The query optimizer is sophisticated, but it relies on certain pieces of information to make good decisions. While it can analyze your query and examine your data, it doesn’t automatically know which columns you’ll search on most frequently, or whether your data distribution has changed since it last checked. Without this information, even a smart optimizer can choose inefficient execution plans.

You have control over several factors that directly influence the optimizer’s decisions. Creating appropriate indexes, maintaining up-to-date statistics, and writing clear queries can dramatically improve performance. Most databases also support query hints, which are explicit instructions that let you override the optimizer’s choices (although these should be used sparingly and only when you’ve identified a specific case where the optimizer consistently makes poor decisions).

Here are some of the main areas that you can help with query optimization:

  • Create indexes. If you’re frequently filtering or joining on certain columns, create indexes on them. For our music streaming example, indexes on users.premium_member, songs.genre, and the foreign key columns would significantly speed up the query above (especially when there’s a lot of data).
  • Keep statistics updated. Databases maintain statistics about data distribution, which can help the query optimizer make choices about which approach to take for a given query. Statistics include things like how many rows are in each table, how many distinct values are in each column, and what the data ranges are. If your data changes significantly and statistics are stale, the optimizer might make poor choices. Most databases have commands like ANALYZE, ANALYZE TABLE, or UPDATE STATISTICS to refresh this information.
  • Write clear queries.
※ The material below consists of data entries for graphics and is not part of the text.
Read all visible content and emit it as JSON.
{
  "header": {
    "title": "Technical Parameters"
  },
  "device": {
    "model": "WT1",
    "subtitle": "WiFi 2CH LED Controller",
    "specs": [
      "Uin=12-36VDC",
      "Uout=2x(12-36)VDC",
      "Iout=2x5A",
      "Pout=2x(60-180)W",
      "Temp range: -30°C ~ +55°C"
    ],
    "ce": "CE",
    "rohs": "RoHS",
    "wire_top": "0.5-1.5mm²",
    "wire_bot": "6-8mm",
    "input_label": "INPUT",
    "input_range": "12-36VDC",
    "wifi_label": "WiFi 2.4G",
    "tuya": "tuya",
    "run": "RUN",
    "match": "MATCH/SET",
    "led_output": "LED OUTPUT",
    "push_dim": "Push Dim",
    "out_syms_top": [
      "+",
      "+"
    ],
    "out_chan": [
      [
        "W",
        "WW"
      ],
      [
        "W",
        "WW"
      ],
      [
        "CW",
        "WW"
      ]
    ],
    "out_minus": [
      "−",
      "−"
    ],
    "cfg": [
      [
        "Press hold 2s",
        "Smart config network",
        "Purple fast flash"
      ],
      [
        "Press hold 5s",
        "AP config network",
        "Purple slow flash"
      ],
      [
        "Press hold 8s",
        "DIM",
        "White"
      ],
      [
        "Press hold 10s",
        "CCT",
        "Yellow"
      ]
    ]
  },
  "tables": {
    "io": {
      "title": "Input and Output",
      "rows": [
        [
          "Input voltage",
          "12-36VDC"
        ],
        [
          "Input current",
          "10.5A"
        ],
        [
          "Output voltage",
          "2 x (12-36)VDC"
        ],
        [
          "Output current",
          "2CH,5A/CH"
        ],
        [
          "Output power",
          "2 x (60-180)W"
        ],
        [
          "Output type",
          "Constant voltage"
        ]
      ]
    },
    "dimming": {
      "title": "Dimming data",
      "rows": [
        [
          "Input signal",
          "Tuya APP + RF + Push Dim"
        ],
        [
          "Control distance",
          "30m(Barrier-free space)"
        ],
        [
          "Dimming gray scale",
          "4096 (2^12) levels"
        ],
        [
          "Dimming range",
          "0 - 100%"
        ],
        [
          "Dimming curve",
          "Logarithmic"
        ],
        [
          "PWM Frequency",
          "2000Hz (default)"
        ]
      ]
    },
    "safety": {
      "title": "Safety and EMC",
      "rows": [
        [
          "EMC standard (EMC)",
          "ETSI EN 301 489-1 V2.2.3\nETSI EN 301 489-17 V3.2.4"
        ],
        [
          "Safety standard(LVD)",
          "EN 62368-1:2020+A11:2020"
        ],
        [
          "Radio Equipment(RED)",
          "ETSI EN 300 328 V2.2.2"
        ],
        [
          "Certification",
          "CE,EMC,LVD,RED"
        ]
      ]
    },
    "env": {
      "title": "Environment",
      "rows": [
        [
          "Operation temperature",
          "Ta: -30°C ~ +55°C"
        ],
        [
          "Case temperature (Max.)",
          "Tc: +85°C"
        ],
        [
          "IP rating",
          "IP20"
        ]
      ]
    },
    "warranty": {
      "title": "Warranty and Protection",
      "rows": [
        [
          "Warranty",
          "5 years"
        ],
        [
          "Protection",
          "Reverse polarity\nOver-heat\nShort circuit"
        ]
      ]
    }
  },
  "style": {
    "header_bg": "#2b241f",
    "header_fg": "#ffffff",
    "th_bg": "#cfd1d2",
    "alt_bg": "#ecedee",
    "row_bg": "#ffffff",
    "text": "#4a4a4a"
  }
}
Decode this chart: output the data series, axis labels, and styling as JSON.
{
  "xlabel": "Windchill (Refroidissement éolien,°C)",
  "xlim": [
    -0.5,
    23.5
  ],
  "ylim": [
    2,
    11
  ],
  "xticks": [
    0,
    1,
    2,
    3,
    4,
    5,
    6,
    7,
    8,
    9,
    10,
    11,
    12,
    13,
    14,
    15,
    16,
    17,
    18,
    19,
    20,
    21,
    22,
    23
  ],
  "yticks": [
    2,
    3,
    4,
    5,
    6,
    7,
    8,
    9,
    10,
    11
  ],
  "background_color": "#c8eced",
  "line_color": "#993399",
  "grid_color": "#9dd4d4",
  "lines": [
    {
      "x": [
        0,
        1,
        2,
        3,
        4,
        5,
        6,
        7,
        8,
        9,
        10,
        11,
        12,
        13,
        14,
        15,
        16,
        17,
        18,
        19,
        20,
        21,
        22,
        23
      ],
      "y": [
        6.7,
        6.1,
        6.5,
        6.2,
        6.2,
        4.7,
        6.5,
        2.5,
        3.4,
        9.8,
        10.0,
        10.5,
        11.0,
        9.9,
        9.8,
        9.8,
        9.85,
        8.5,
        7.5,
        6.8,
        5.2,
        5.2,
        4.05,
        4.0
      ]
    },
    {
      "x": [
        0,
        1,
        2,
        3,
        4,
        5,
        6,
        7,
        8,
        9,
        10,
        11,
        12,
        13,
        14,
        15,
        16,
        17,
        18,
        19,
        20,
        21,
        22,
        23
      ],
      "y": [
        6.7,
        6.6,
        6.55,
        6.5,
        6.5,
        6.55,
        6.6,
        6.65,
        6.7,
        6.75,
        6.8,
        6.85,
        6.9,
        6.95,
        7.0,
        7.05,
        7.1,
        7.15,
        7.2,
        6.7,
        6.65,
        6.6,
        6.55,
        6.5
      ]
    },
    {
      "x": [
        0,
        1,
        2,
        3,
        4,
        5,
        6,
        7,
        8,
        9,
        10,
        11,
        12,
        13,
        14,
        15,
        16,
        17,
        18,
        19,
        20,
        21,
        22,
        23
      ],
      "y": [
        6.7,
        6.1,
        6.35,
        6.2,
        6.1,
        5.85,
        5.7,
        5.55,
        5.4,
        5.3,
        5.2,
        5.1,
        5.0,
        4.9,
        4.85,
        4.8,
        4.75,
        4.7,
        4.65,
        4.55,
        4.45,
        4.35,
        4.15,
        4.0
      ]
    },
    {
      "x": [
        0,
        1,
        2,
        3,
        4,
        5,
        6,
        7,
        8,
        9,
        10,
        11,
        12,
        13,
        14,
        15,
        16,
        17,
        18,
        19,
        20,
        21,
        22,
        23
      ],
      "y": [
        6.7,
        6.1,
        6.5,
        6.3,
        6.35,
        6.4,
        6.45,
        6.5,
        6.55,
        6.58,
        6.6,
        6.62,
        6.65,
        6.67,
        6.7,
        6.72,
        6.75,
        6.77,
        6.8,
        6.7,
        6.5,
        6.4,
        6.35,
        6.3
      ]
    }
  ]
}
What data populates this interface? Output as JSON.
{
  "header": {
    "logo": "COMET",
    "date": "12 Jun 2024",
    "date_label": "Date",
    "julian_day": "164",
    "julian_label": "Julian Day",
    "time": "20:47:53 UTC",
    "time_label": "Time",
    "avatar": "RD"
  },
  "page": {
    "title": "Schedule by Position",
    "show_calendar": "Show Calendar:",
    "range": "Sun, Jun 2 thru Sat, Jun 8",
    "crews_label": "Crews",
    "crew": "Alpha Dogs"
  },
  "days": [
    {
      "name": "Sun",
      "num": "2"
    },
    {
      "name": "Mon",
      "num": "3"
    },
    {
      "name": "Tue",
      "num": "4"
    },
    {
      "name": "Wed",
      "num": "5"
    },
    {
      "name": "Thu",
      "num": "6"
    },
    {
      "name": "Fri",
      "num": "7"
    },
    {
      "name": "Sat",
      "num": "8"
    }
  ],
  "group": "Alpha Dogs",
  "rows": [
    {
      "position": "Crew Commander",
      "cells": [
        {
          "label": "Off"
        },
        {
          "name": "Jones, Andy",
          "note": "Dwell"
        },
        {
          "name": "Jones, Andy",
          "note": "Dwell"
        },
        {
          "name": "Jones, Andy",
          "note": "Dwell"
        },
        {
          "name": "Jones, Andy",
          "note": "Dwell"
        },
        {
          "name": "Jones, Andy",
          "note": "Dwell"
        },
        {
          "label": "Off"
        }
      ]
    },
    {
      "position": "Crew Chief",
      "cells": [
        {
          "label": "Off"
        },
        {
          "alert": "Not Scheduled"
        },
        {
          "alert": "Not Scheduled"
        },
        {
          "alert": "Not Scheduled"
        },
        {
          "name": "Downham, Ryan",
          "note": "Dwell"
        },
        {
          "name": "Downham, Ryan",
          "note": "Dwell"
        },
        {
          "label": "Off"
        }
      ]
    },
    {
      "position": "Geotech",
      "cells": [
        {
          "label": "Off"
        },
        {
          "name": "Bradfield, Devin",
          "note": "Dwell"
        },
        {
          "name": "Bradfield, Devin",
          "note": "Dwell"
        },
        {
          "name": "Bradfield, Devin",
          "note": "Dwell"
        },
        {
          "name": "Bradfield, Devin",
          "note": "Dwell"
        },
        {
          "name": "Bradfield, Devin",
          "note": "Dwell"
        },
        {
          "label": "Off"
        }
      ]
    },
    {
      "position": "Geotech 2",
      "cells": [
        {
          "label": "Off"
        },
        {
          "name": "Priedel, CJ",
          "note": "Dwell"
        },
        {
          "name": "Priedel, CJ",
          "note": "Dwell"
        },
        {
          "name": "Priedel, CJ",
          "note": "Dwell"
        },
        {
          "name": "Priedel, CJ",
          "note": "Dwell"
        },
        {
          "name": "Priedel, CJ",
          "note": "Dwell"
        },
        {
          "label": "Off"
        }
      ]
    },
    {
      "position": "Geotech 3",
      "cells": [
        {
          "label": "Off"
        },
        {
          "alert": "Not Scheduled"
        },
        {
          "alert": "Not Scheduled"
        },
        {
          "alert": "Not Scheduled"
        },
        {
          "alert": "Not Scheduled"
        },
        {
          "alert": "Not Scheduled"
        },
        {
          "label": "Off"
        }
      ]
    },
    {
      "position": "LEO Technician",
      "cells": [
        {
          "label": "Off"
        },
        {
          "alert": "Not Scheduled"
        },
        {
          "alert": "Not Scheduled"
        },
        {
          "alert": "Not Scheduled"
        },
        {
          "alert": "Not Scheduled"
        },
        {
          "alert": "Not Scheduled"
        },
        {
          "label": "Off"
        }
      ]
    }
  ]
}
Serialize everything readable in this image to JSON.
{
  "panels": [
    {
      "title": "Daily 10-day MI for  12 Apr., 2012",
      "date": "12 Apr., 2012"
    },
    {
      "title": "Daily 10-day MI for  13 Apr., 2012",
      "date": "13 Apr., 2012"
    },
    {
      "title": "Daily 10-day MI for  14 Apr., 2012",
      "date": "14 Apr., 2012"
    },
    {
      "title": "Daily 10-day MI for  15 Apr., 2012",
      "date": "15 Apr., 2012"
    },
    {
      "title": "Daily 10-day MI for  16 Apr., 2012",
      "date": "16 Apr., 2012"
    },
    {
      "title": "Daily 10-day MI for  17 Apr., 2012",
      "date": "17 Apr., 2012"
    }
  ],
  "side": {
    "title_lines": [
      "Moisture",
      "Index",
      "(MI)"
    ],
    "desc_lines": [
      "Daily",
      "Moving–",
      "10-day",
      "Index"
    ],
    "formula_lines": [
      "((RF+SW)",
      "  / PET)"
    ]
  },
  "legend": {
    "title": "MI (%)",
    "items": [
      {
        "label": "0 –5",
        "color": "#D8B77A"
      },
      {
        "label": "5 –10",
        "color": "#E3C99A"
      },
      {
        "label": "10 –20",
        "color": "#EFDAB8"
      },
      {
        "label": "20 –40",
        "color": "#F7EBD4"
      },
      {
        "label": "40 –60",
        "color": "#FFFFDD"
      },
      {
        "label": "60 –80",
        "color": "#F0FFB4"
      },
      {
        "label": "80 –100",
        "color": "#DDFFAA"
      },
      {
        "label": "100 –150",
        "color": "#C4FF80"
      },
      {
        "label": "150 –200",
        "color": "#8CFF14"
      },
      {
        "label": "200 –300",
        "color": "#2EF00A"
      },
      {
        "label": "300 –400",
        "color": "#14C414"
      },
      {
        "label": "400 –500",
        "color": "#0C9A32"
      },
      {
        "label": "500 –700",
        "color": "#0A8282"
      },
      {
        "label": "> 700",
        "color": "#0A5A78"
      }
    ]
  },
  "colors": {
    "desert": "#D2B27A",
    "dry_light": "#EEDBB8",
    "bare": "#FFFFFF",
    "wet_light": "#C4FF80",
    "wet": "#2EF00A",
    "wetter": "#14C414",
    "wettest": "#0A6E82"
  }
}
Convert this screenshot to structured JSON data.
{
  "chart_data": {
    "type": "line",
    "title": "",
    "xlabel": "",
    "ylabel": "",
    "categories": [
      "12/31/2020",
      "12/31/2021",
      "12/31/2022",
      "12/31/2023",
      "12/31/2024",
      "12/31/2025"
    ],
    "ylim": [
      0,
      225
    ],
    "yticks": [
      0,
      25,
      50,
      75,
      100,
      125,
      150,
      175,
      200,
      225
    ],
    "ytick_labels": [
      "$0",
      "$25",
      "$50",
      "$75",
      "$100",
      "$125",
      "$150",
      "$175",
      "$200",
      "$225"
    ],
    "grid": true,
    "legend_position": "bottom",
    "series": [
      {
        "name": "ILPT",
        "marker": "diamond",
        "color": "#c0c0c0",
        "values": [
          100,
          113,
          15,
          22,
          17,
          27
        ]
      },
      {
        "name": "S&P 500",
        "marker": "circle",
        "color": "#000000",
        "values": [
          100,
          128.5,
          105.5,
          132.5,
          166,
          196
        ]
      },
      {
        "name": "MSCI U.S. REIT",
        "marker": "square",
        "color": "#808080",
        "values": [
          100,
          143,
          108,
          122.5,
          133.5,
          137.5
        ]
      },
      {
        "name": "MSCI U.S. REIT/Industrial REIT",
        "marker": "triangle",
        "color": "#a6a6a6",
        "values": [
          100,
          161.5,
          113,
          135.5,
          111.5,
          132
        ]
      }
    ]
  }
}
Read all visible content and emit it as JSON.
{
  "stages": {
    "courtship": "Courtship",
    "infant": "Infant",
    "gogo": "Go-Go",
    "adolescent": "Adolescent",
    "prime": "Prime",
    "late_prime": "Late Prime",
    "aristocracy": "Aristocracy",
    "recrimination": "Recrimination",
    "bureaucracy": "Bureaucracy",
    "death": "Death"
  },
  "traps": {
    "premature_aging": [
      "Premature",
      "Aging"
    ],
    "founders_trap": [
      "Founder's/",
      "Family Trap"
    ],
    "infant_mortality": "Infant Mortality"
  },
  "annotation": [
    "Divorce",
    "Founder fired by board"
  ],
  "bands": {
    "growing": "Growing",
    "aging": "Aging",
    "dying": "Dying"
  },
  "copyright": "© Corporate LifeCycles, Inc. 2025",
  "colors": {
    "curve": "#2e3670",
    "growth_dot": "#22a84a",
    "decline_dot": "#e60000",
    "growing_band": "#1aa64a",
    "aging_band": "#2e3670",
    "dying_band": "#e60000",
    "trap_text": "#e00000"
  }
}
Sometimes the way you write a query can accidentally prevent the optimizer from doing its job. Using functions on indexed columns in WHERE clauses can disable index usage. For example, WHERE YEAR(played_at) = 2024 might not use an index on played_at, but WHERE played_at >= '2024-01-01' AND played_at < '2025-01-01' can.
  • Use query hints cautiously. Most databases allow you to provide hints that influence or override the optimizer’s decisions. This includes things like forcing a specific index or join method. Some DBMSs also have commands (like SQL Server’s FORCEPLAN) that let you override the query optimizer. Basically, you’re telling the optimizer how to do its job. However, these should be a last resort. They’re brittle because they lock in assumptions about your data that might not hold true as it changes over time. A hint that improves performance today might make things worse next month when your data distribution shifts. It’s almost always better to help the optimizer by adding indexes or updating statistics rather than bypassing it with hints. If you do use hints, document why you added them and review them periodically to ensure they’re still beneficial.

When the Optimizer Gets It Wrong

Despite its sophistication, the optimizer sometimes chooses a suboptimal plan. This can happen when statistics are outdated, when the query is very complex, or when the optimizer’s cost model doesn’t match reality for your specific workload.

As mentioned, most databases let you provide hints to influence the optimizer’s decisions, but this should be a last resort. It’s usually better to fix the root cause than to rely on hints that might become outdated as your data changes.

Query optimization is an ongoing process. As your data grows and changes, what worked yesterday might not work tomorrow. Monitoring query performance and understanding how the optimizer makes decisions will help you keep your database running smoothly.